Duluuu jaman
saya kuliah, tiap bulan haruslah pulang untuk mengambil jatah bulanan.
Waktu itu tahun
80-an belum dikenal ATM, adanya wesel pos yang sedikit ribet.
Waktu
kepulangan juga harus tanggal muda setelah bapak gajian. Begitulah ritme
bulanan anak kos pada masa itu.
Sekarang,
anak kos pegang ATM, jadinya tidak harus pulang tiap awal bulan. Bahkan yang
enggak nge-kos.
“Pah uangku
habis nih...”
“Iya papah
kirim...”
"makasih ya Pah...'
Tet...tet...transfer
via SMS banking, rekening si anak sudah terisi.Tak ada senyuman, tak ada jabat tangan.
Anakku pun demikian.
Si no 1 dan no 2. Yang nge-kos atau yang tidak, kalau minta uang ke bapaknya
dan via transfer. Saya merasa ada yang hilang dari interaksi saya sebagai orang
tua.
Anehnya saya
merindukan saat-saat anak merengek minta uang.
Kalau pagi,
sebelum berangkat sekolah, si no 4 selalu menagih.
“Umi minta
sangu...” lalu saya mengulurkan jatah hariannya.
“Makasih
mi...” ia menyalami dan mencium tanganku untuk pamit.
Saya memesankan
satu dua hal untuk bekal sekolahnya.
Atau si no 3
yang mendapat uang jatah setiap awal minggu. Kadang ditengah minggu ia minta
uang tambahan untuk membeli bensin atau keperluan lainnya.
Atau si
nomer 5 dan 6 yang mendapat jatah voucher untuk jajan di sekolahnya.
Peristiwa
sederhana saja: mengulurkan uang, lalu si anak pamitan dan mencium tangan. Lalu
saya mengusap kepalanya sambil mendoakan.
Hmm apakah
saya orang kuno?
Tapi
sungguh, nikmati saja saat anak-anak masih merengek minta uang. Kelak apabila
mereka telah minta ditransfer atau bahkan bisa mencari uang sendiri...rasanya
ada yang hilang.
Itulah yang
saya sebut kekeringan sosial. Kekeringan kasih sayang.
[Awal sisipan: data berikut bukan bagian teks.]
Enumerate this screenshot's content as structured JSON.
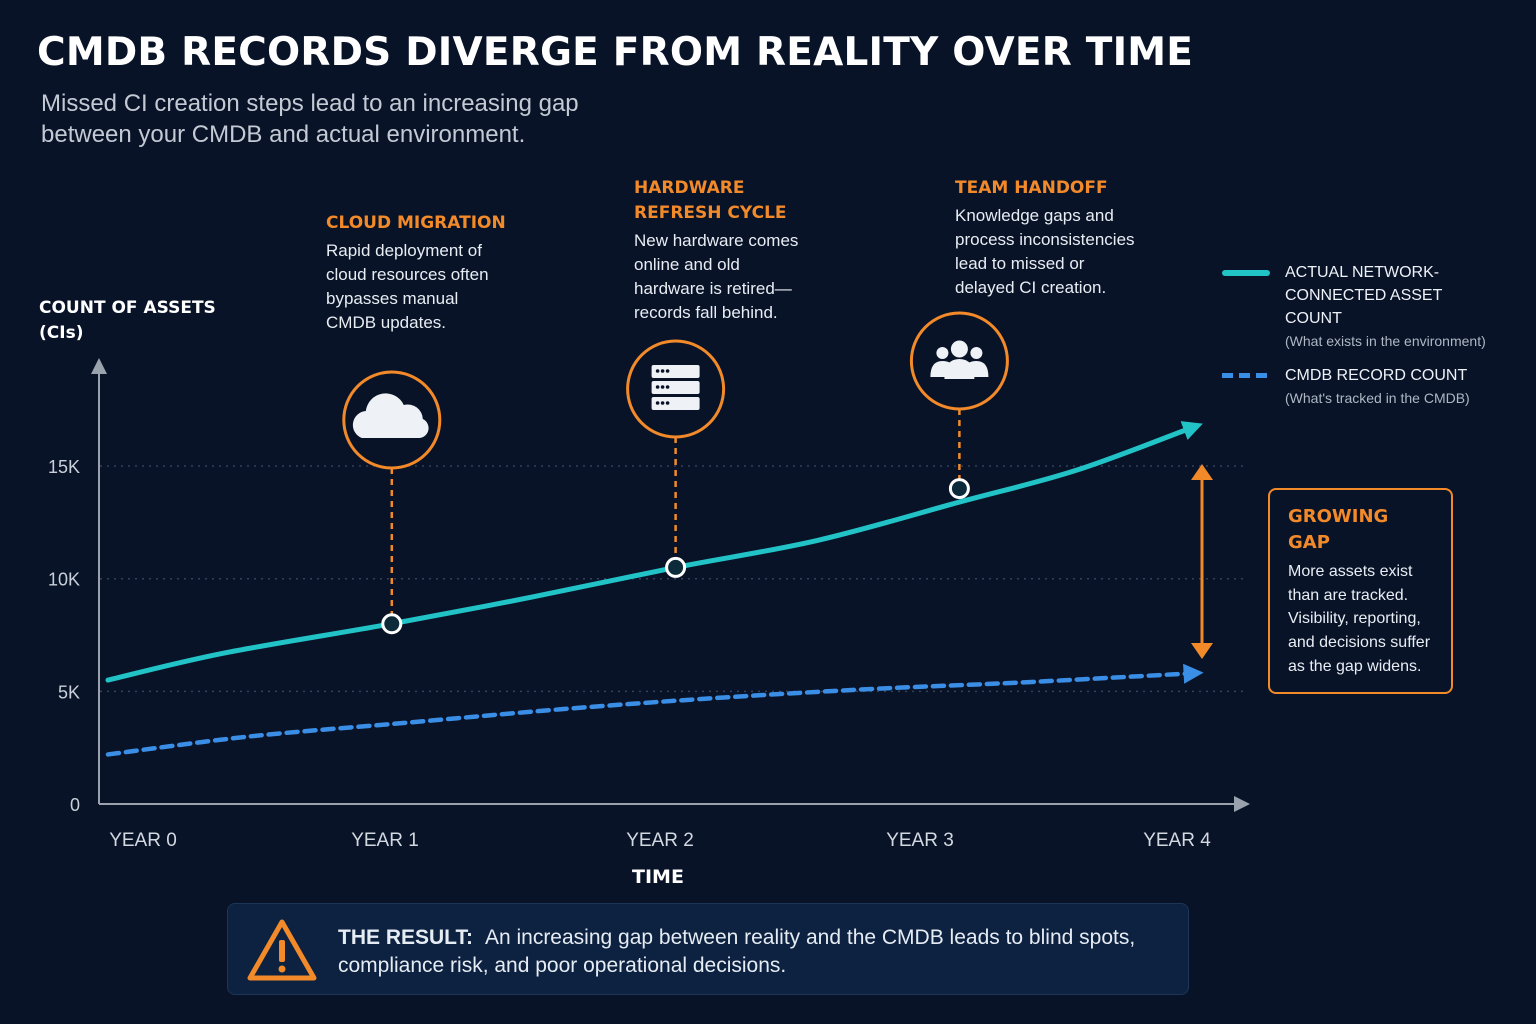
{
  "header": {
    "title": "CMDB RECORDS DIVERGE FROM REALITY OVER TIME",
    "subtitle": "Missed CI creation steps lead to an increasing gap between your CMDB and actual environment."
  },
  "axes": {
    "ylabel_line1": "COUNT OF ASSETS",
    "ylabel_line2": "(CIs)",
    "xlabel": "TIME"
  },
  "chart_data": {
    "type": "line",
    "title": "CMDB RECORDS DIVERGE FROM REALITY OVER TIME",
    "xlabel": "TIME",
    "ylabel": "COUNT OF ASSETS (CIs)",
    "x_ticks": [
      "YEAR 0",
      "YEAR 1",
      "YEAR 2",
      "YEAR 3",
      "YEAR 4"
    ],
    "y_ticks": [
      "0",
      "5K",
      "10K",
      "15K"
    ],
    "y_tick_values": [
      0,
      5000,
      10000,
      15000
    ],
    "xlim": [
      -0.15,
      4.25
    ],
    "ylim": [
      0,
      19500
    ],
    "grid": "horizontal dotted",
    "legend_position": "right",
    "series": [
      {
        "name": "ACTUAL NETWORK-CONNECTED ASSET COUNT",
        "description": "(What exists in the environment)",
        "style": "solid",
        "color": "#22c3c6",
        "x": [
          -0.15,
          0.3,
          0.95,
          1.5,
          2.05,
          2.6,
          3.15,
          3.6,
          4.05
        ],
        "y": [
          5500,
          6700,
          8000,
          9200,
          10500,
          11700,
          13400,
          14800,
          16700
        ]
      },
      {
        "name": "CMDB RECORD COUNT",
        "description": "(What's tracked in the CMDB)",
        "style": "dashed",
        "color": "#3a8ee6",
        "x": [
          -0.15,
          0.4,
          1.0,
          1.6,
          2.2,
          2.8,
          3.4,
          4.05
        ],
        "y": [
          2200,
          3000,
          3600,
          4200,
          4700,
          5100,
          5400,
          5800
        ]
      }
    ],
    "annotations": [
      {
        "title": "CLOUD MIGRATION",
        "description": "Rapid deployment of cloud resources often bypasses manual CMDB updates.",
        "icon": "cloud-icon",
        "x": 0.95,
        "y": 8000
      },
      {
        "title": "HARDWARE REFRESH CYCLE",
        "description": "New hardware comes online and old hardware is retired—records fall behind.",
        "icon": "server-icon",
        "x": 2.05,
        "y": 10500
      },
      {
        "title": "TEAM HANDOFF",
        "description": "Knowledge gaps and process inconsistencies lead to missed or delayed CI creation.",
        "icon": "team-icon",
        "x": 3.15,
        "y": 14000
      }
    ]
  },
  "annotations_text": [
    {
      "title": "CLOUD MIGRATION",
      "desc": "Rapid deployment of cloud resources often bypasses manual CMDB updates."
    },
    {
      "title": "HARDWARE REFRESH CYCLE",
      "desc": "New hardware comes online and old hardware is retired—records fall behind."
    },
    {
      "title": "TEAM HANDOFF",
      "desc": "Knowledge gaps and process inconsistencies lead to missed or delayed CI creation."
    }
  ],
  "legend": {
    "actual_label": "ACTUAL NETWORK-CONNECTED ASSET COUNT",
    "actual_sub": "(What exists in the environment)",
    "cmdb_label": "CMDB RECORD COUNT",
    "cmdb_sub": "(What's tracked in the CMDB)"
  },
  "gap_box": {
    "title": "GROWING GAP",
    "desc": "More assets exist than are tracked. Visibility, reporting, and decisions suffer as the gap widens."
  },
  "result": {
    "label": "THE RESULT:",
    "text": "An increasing gap between reality and the CMDB leads to blind spots, compliance risk, and poor operational decisions."
  },
  "colors": {
    "background": "#081328",
    "accent_orange": "#f28a2a",
    "actual_line": "#22c3c6",
    "cmdb_line": "#3a8ee6"
  }
}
iyup bukan masalah keuangan sajaah, komunikasi juga sekarang memperlebar jaraaak. Mengucapkan ulangtahun lewat sms atau telepon masih terdengar suaranya...lah kalau enggak punya pulsa buat telepon...tulisan di timeline FB...heeeem...teknologi mengubah segalanya ya Mak
ReplyDeleteiya mak...masih pengin lebih sering interaksi dengan anak-anak. mungkin saya mulai tua dan satu anak kos saja merasa kehilangan...rupanya anak lebih siap meninggalkan rumah daripada orang tua yang ditinggalkan anak, rasanya nggak pernah siap
Deleteada hape juga bisa bikin gitu
ReplyDeletepadahal sebelahan, tapi asyik sama hapenya sendiri2
iya teknologi mendekatkan yang jauh dan menjauhkan yang dekat
DeleteDan tiba-tiba membayangkan anak saya sudah kuliah dan ngekos hiks he he... Setelah punya anak sendiri (walau masih balita) rasanya baru mengerti beratnya orang tua saya dulu (terutama ayah) saat saya punya keinginan untuk kuliah di kota lain.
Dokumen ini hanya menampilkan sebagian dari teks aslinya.